• Mental challenges are very common; in fact, they are more common than cancer, diabetes or heart disease.
  • According to the U.S. Surgeon General, an estimated 23% of American adults(those ages 18 and older)--about 44 million people--suffer from a mental challenge during a given year.
  • More than 7 million American adults, and more than 5 million children and adolescents experience a serious mental condition(one that significantly interferes with functioning).
  • You can recover.
  • THERE IS HOPE! Numerous studies show that the majority of people experiencing serious and persistent mental challenges can and do recover.
  • Recovery is a journey or a process, not a destination or a cure! The goal of recovery is to move away from defining yourself by the labels given to you by an illness or the symptoms you may experience. Recovery is about rebuilding a sense of self you are happy with and that allows you to establish meaningful life roles.

What is Mental Health Recovery and why do I need it?

We define mental health recovery as the "individual process of overcoming the negative impact of a psychiatric disability despite its continued presence". More simply said, recovery is the process by which an individual recovers their self-esteem, identity, self-worth, dreams, pride, choice, dignity and a meaningful life.
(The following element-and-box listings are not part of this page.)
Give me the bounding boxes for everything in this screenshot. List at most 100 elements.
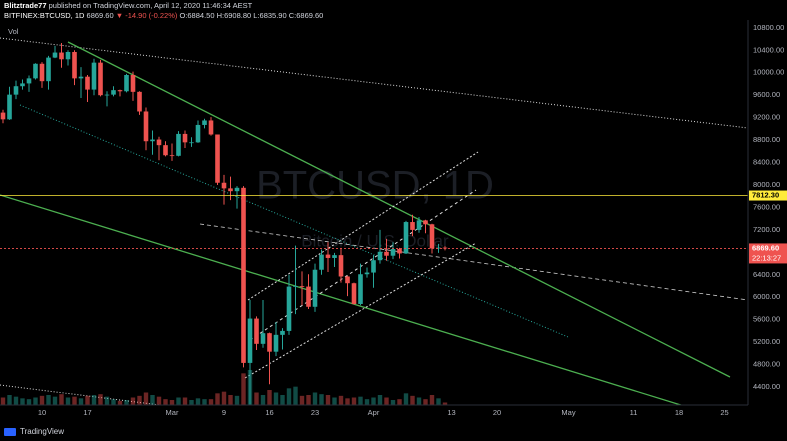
symbol: BITFINEX:BTCUSD, 1D <box>4 11 85 20</box>
candle-body <box>137 91 142 112</box>
y-tick-label: 7200.00 <box>753 225 780 234</box>
last-price: 6869.60 <box>87 11 114 20</box>
volume-bar <box>202 399 207 405</box>
candle-body <box>299 286 305 287</box>
trend-line <box>0 194 683 405</box>
candle-body <box>156 139 162 146</box>
candle-body <box>254 318 259 344</box>
candle-body <box>163 145 168 156</box>
volume-bar <box>293 386 298 405</box>
candle-body <box>293 286 298 287</box>
candle-body <box>241 187 246 363</box>
price-tag <box>749 243 787 264</box>
volume-bar <box>338 395 344 405</box>
volume-bar <box>364 399 370 405</box>
volume-bar <box>390 400 396 405</box>
candle-body <box>221 182 227 189</box>
x-tick-label: 10 <box>38 408 46 417</box>
volume-bar <box>130 397 136 405</box>
candle-body <box>124 75 129 92</box>
volume-bar <box>280 395 285 405</box>
volume-bar <box>384 397 389 405</box>
candle-body <box>403 222 409 254</box>
candle-body <box>202 120 207 125</box>
volume-bar <box>150 395 155 405</box>
candle-body <box>98 62 103 96</box>
channel-line <box>247 151 479 301</box>
candle-body <box>13 86 19 95</box>
volume-bar <box>72 396 77 405</box>
volume-bar <box>39 395 45 405</box>
y-tick-label: 9600.00 <box>753 90 780 99</box>
header-line-1: Blitztrade77 published on TradingView.co… <box>4 1 253 10</box>
candle-body <box>306 286 311 307</box>
volume-bar <box>26 399 32 405</box>
volume-bar <box>143 392 149 405</box>
volume-bar <box>234 395 240 405</box>
volume-bar <box>65 397 71 405</box>
y-tick-label: 7600.00 <box>753 202 780 211</box>
x-tick-label: 20 <box>493 408 501 417</box>
volume-bar <box>306 395 311 405</box>
x-tick-label: 23 <box>311 408 319 417</box>
y-tick-label: 10000.00 <box>753 68 784 77</box>
y-tick-label: 6400.00 <box>753 270 780 279</box>
volume-label: Vol <box>8 27 19 36</box>
candle-body <box>312 269 318 307</box>
header-line-2: BITFINEX:BTCUSD, 1D 6869.60 ▼ -14.90 (-0… <box>4 11 323 20</box>
volume-bar <box>299 395 305 405</box>
candle-body <box>429 224 435 249</box>
volume-bar <box>78 398 84 405</box>
y-tick-label: 8000.00 <box>753 180 780 189</box>
trend-line <box>0 384 165 405</box>
price-tag <box>749 190 787 201</box>
candle-body <box>59 52 64 60</box>
countdown: 22:13:27 <box>752 253 781 262</box>
candle-body <box>0 112 6 120</box>
volume-bar <box>221 391 227 405</box>
ohlc: O:6884.50 H:6908.80 L:6835.90 C:6869.60 <box>179 11 323 20</box>
volume-bar <box>215 393 220 405</box>
volume-bar <box>46 395 51 405</box>
candle-body <box>65 51 71 60</box>
volume-bar <box>59 394 64 405</box>
x-tick-label: 9 <box>222 408 226 417</box>
volume-bar <box>85 395 90 405</box>
volume-bar <box>137 395 142 405</box>
volume-bar <box>416 397 422 405</box>
candle-body <box>384 251 389 256</box>
candle-body <box>364 272 370 275</box>
volume-bar <box>351 397 357 405</box>
candle-body <box>377 251 383 261</box>
volume-bar <box>442 402 448 405</box>
volume-bar <box>104 396 110 405</box>
footer-logo <box>4 428 16 436</box>
candle-body <box>325 254 331 258</box>
x-tick-label: 18 <box>675 408 683 417</box>
candle-body <box>46 57 51 82</box>
volume-bar <box>358 396 363 405</box>
x-tick-label: 16 <box>265 408 273 417</box>
trend-line <box>67 41 731 378</box>
volume-bar <box>0 397 6 405</box>
y-tick-label: 5200.00 <box>753 337 780 346</box>
y-tick-label: 4400.00 <box>753 382 780 391</box>
volume-bar <box>286 388 292 405</box>
candle-body <box>143 111 149 142</box>
candle-body <box>247 318 253 363</box>
candle-body <box>332 255 337 258</box>
candle-body <box>72 51 77 79</box>
volume-bar <box>228 395 233 405</box>
candle-body <box>416 220 422 230</box>
volume-bar <box>403 393 409 405</box>
candle-body <box>52 52 58 58</box>
candle-body <box>286 286 292 331</box>
volume-bar <box>124 400 129 405</box>
x-tick-label: May <box>561 408 575 417</box>
candle-body <box>104 94 110 96</box>
volume-bar <box>260 395 266 405</box>
price-tag-label: 7812.30 <box>752 191 779 200</box>
candle-body <box>39 63 45 82</box>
How Peer Support Enhances the Recovery Process

When a person experiences a potentially life threatening illness, who do they want to talk to? An expert in treating the illness and someone who has survived it. Because The Main Place's staff is made up of individuals who have overcome the impact that mental challenges had on their lives, they can:

  1. Share their wisdom, knowledge and experience in recovery;
  2. Make you aware of choices you have and assist in implementing your own personal plan of recovery;
  3. Link you to resources beyond the mental health system;
  4. Help you master the skills necessary to recover; and
  5. Provide comfort and support along the journey.

By coming together we build better lives for ourselves, gain employment, maintain independence, and earn acceptance within the community.